To simplify the calculation, let's take $y_0 =0$, reverse gravity so that it is uniform but pointing upward, set $2g=1$, so the motion occur in the upper half plane (moving upward from the x-axis). One other minor detail: in deriving the equation, equating the kinetic and potential energy, the mass terms cancel and so with these conventions $v = \sqrt{y}$. Then the metric you are considering then takes the form $\frac{dx^2+dy^2}{y}$. To compute the equations of the geodesics we use the following formulas: \begin{align} [ij,k] &= \frac{1}{2}(\partial_i g_{jk} +\partial_j g_{ik} - \partial_kg_{ij}) \\ \Gamma^i_{jk} &= g^{il}[jk,l] \end{align} The equation for the geodesics are then: \begin{equation} \frac{d^2x^i}{dt^2} + \Gamma^i_{jk} \frac{dx^j}{dt}\frac{dx^k}{dt}= 0 \end{equation}

The parametric equations for the cycloid that solves the brachisochrone problem (with $r>0$ constant) are: \begin{align} x &=r(t-\sin(t)) & \dot{x} &= r(1-\cos(t)) & \ddot{x} &= r\sin(t)\\ y &=r(1-\cos(t)) & \dot{y} &= r\sin(t) & \ddot{y} &=r\cos(t) \end{align} Note that $\dot{x} = y$.

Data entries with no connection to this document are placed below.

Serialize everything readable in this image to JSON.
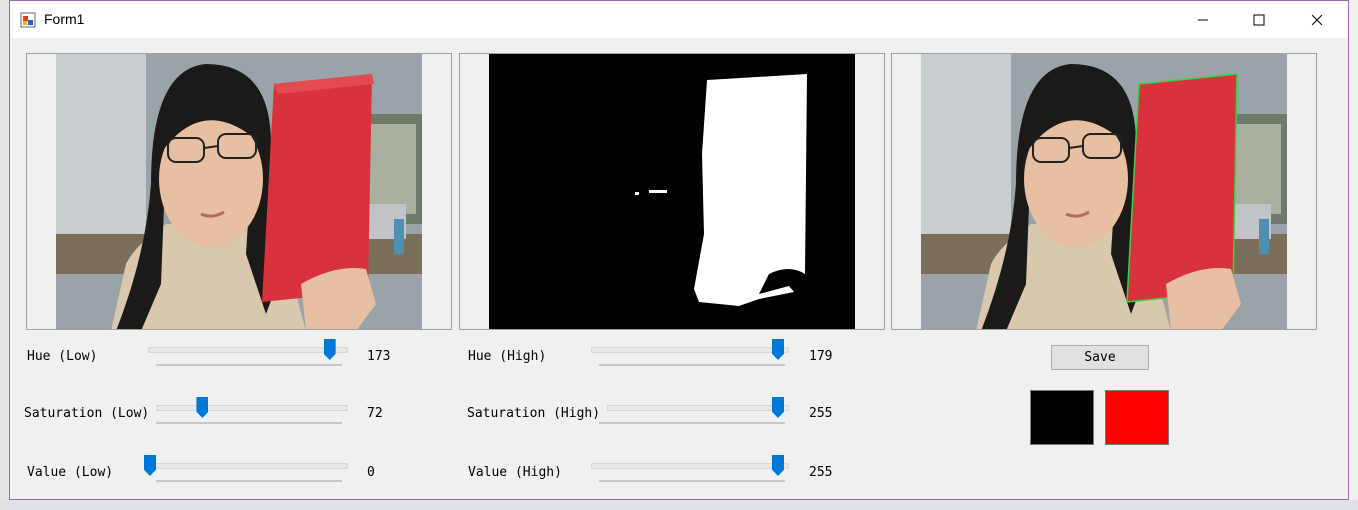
{
  "window": {
    "title": "Form1"
  },
  "panels": [
    {
      "name": "original-image"
    },
    {
      "name": "mask-image"
    },
    {
      "name": "result-image"
    }
  ],
  "sliders": [
    {
      "label": "Hue (Low)",
      "value": "173",
      "fraction": 0.966
    },
    {
      "label": "Saturation (Low)",
      "value": "72",
      "fraction": 0.282
    },
    {
      "label": "Value (Low)",
      "value": "0",
      "fraction": 0.0
    },
    {
      "label": "Hue (High)",
      "value": "179",
      "fraction": 1.0
    },
    {
      "label": "Saturation (High)",
      "value": "255",
      "fraction": 1.0
    },
    {
      "label": "Value (High)",
      "value": "255",
      "fraction": 1.0
    }
  ],
  "save_button": {
    "label": "Save"
  },
  "swatches": {
    "low_color": "#000000",
    "high_color": "#ff0000"
  },
  "colors": {
    "slider_thumb": "#0078d7",
    "title_border": "#9b6aa8"
  }
}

Specializing with coordinates $\{x,y\}$: \begin{align} \ddot{x} + \Gamma^x_{xx}\dot{x}^2 +2\Gamma^x_{xy}\dot{x}\dot{y} +\Gamma^x_{yy}\dot{y}^2 &= 0 \\ \ddot{y} + \Gamma^y_{xx}\dot{x}^2 +2\Gamma^y_{xy}\dot{x}\dot{y} +\Gamma^y_{yy}\dot{y}^2 &= 0 \end{align}

and for $g^{-1}=\begin{pmatrix} g^{xx} & g^{xy} \\ g^{yx} & g^{yy}\end{pmatrix} = \begin{pmatrix} y & 0 \\ 0 & y \end{pmatrix}$

We get : \begin{align*} \Gamma^x_{xx} &= g^{xx}[xx,x] = 0 \\ \Gamma^x_{xy} &= g^{xx}[xy,x] = -1/2y \\ \Gamma^x_{yy} &= g^{xx}[yy,x] = 0 \end{align*}

Similarly we compute: \begin{align*} \Gamma^y_{xx} &= g^{yy}[xx,y] = 1/2y \\ \Gamma^y_{xy} &= g^{yy}[xy,y] = 0 \\ \Gamma^y_{yy} &= g^{yy}[yy,y] = -1/2y \end{align*}

(note the signs on the $\Gamma^y_{xx} \text{ and } \Gamma^y_{yy}$ are opposite yours)

This yields the two equations: \begin{align} \ddot{x} - \frac{1}{y}\dot{x}\dot{y} &= 0 & (1)\\ \ddot{y} + \frac{1}{2y} \dot{x}^2 - \frac{1}{2y}\dot{y}^2 &= 0 & (2) \end{align}

Eq (1) is easily seen to be true using the fact that $\dot{x} = y$ and (2) is also verified with some algebra. So I conclude that the approach works!